Potentially solved issue with network outages, but why?
Posting this, in part, to see if it may help others experiencing similar problems, but would love to see if anyone could explain why it was happening or why what I did may have fixed it.
I was using pfSense in a ESXi VM for over a year with no issues on my home network. The ESXi setup was pretty straightforward, with a NIC dedicated to the pfSense VM for WAN connected to my cable modem, a NIC dedicated to the pfSense VM for LAN connected to my core switch, and a NIC for the VM Network used by all other VMs connected to the core switch. The network also uses 2 Ubiquiti APs for wifi.

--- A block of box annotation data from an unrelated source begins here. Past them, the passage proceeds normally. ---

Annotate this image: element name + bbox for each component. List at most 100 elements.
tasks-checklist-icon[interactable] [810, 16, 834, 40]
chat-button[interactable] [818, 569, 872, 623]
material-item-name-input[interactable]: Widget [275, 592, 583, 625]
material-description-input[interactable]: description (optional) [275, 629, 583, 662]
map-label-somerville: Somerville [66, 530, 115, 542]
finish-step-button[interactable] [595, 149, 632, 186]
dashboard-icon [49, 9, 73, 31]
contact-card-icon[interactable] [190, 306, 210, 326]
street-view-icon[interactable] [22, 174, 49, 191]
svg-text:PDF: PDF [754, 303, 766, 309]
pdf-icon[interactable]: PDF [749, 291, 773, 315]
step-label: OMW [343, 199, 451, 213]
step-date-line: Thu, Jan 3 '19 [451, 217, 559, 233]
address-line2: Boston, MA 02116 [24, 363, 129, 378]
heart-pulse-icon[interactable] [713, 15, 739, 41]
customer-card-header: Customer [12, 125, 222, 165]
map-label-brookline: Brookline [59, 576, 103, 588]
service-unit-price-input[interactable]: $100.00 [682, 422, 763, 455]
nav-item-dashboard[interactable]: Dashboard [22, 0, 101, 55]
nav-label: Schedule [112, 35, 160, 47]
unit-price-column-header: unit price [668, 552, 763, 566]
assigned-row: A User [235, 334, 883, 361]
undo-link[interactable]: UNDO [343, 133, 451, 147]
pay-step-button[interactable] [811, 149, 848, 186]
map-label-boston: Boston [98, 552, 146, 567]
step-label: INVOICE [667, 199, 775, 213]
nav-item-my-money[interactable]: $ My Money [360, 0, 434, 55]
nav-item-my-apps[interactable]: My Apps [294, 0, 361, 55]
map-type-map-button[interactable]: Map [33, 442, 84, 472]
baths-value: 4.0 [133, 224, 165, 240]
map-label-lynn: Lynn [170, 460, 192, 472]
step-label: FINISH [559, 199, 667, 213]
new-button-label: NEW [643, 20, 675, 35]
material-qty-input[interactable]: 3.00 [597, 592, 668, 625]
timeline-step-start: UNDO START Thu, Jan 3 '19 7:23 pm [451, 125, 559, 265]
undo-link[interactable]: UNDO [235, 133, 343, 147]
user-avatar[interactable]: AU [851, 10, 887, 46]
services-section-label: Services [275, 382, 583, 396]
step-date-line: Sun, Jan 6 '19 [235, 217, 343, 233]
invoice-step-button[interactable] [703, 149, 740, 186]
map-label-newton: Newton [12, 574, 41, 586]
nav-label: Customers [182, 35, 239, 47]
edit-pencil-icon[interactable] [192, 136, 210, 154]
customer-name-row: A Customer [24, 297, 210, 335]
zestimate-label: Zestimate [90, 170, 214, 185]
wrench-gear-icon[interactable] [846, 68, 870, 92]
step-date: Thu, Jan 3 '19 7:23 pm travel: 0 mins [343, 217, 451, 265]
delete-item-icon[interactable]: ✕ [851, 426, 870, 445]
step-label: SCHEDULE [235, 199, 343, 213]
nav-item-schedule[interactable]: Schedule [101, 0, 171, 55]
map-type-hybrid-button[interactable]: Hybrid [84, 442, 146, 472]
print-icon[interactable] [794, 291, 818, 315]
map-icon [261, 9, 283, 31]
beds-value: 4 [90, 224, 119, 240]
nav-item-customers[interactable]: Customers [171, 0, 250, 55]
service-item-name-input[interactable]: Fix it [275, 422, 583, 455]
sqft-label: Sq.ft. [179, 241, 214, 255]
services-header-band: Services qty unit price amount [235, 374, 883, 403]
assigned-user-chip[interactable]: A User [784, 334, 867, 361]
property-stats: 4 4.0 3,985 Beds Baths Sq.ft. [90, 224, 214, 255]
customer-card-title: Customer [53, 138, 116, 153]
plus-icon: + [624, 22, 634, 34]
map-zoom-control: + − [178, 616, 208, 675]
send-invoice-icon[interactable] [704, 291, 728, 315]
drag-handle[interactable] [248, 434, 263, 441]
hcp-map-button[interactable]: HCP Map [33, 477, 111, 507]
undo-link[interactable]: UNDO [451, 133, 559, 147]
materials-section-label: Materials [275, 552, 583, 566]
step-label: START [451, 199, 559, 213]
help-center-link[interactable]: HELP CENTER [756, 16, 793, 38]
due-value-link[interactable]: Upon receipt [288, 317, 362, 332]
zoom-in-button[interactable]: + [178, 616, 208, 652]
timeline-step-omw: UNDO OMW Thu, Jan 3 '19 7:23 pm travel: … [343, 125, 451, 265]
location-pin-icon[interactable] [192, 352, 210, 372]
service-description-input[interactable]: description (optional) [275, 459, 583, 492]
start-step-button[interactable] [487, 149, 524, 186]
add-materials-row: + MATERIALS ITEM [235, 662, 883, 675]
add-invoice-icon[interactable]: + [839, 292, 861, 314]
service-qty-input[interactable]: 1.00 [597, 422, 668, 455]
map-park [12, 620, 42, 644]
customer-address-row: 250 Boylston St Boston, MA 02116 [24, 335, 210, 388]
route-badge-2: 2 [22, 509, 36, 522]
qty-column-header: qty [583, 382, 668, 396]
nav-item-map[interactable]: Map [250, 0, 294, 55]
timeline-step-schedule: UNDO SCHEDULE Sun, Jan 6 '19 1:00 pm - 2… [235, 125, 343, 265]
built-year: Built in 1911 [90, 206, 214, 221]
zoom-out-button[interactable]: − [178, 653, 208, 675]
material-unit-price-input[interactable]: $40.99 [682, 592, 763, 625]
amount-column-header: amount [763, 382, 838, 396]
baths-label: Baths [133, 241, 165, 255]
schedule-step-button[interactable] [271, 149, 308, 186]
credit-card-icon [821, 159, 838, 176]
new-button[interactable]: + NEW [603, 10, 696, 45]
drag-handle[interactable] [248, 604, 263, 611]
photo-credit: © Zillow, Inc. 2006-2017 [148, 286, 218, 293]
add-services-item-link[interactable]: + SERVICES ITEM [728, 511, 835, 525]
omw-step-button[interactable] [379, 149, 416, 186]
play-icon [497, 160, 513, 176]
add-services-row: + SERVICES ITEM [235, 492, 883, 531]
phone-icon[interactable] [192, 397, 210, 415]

There is also a site-to-site IPSEC tunnel going to my vacation house, also using pfSense.
Everything ran smoothly until I replaced my ESXI box with new hardware, and migrated all of the VMs over. After reconfiguring, everything worked, but I would experience frequent but intermittent network dropouts, where I would lose network access to the pfSense VM and the APs, and all connected devices would drop offline. This would occur 2-3 times/day. Wired devices, for the most part, could connect to internal hosts via IP, but DNS and Internet were inaccessible. pfSense would start working again in about 2-3 minutes and restore connectivity, but it was not a reboot. I've never really been able to confirm what was stopping or restarting within pfSense, but I suspected the DNS resolver, as the prominent symptom (aside from pfSense becoming inaccessible) was the lack of DNS resolution, both on the internal network and out to the Internet. Although it happened at seemingly random times, these network drops would frequently coincide with when my wife needed to use online conferencing for work (they use UberConference). 95% of the time she had a work call, the network would drop out. The best I could get out of Wireshark was that the number of TCP retries would spike, but there was no corresponding "smoking gun" as to what was breaking during these events.
It's worth noting that my ISP connection has been incredibly stable for over a decade. I've never had serious networking issues with my cable modem, and these issues don't appear to stem from the ISP connection, as it remains stable once pfSense recovers from whatever is going on.
In troubleshooting this over the past ~6 months, I've pretty much replaced every part of my network infrastructure. I replaced my unmanaged gigabit switch (which was giving me occasional lockups) with a Ubiquiti managed switch to try to get some more insight into the problem. Still had issues, and the only insight the Ubiquiti would give me was that the affected clients "experience rating" would drop to 0%.
I then decided to replace my pfSense VM with a baremetal install on a Protectli box. As the configuration on my VM was a holdover from my m0n0wall days, I decided to go as close to default as possible on the new box. Frustratingly, the dropouts still occurred on the new hardware with a very basic pfSense install.
After shutting down the old VM, I decided (partly out of desperation) to even disconnect the cables from the old VM from my switch.
The only indicator I got from the pfSense logs on the new box around the time of these dropouts was that there was an address change on one or more of the IPSEC tunnel endpoints, yet my IP address has remained consistent for years at a time (my ISP assigns them dynamically, but leaves you with the same IP unless there's a prolonged disconnection or a MAC change). Same ISP on both ends of the tunnel, same DHCP policy. I confirmed that the IP on the remote end of the tunnel hasn't changed.
The interesting thing was that, the other day I disabled DHCP6 on the WAN interface, since my ISP doesn't use IPv6, and we've had 3 days with no network drops. I've confirmed with their support channel that they are not trying to assign IPv6 addresses via DHCP, and confirmed that it was disabled on the VM, but was turned on by default on the fresh install.
So, the only troubleshooting/configuration changes that have occurred since the last network dropout several days ago were:
- Disconnected the VM LAN connection from the switch.
- Disabled DHCP6 on the WAN interface on pfSense.
So, I'm thrilled that I may have resolved the issue of the network drops. What I'm still frustrated with is that neither of these things seem like they should have resolved it, but did and I have no idea why.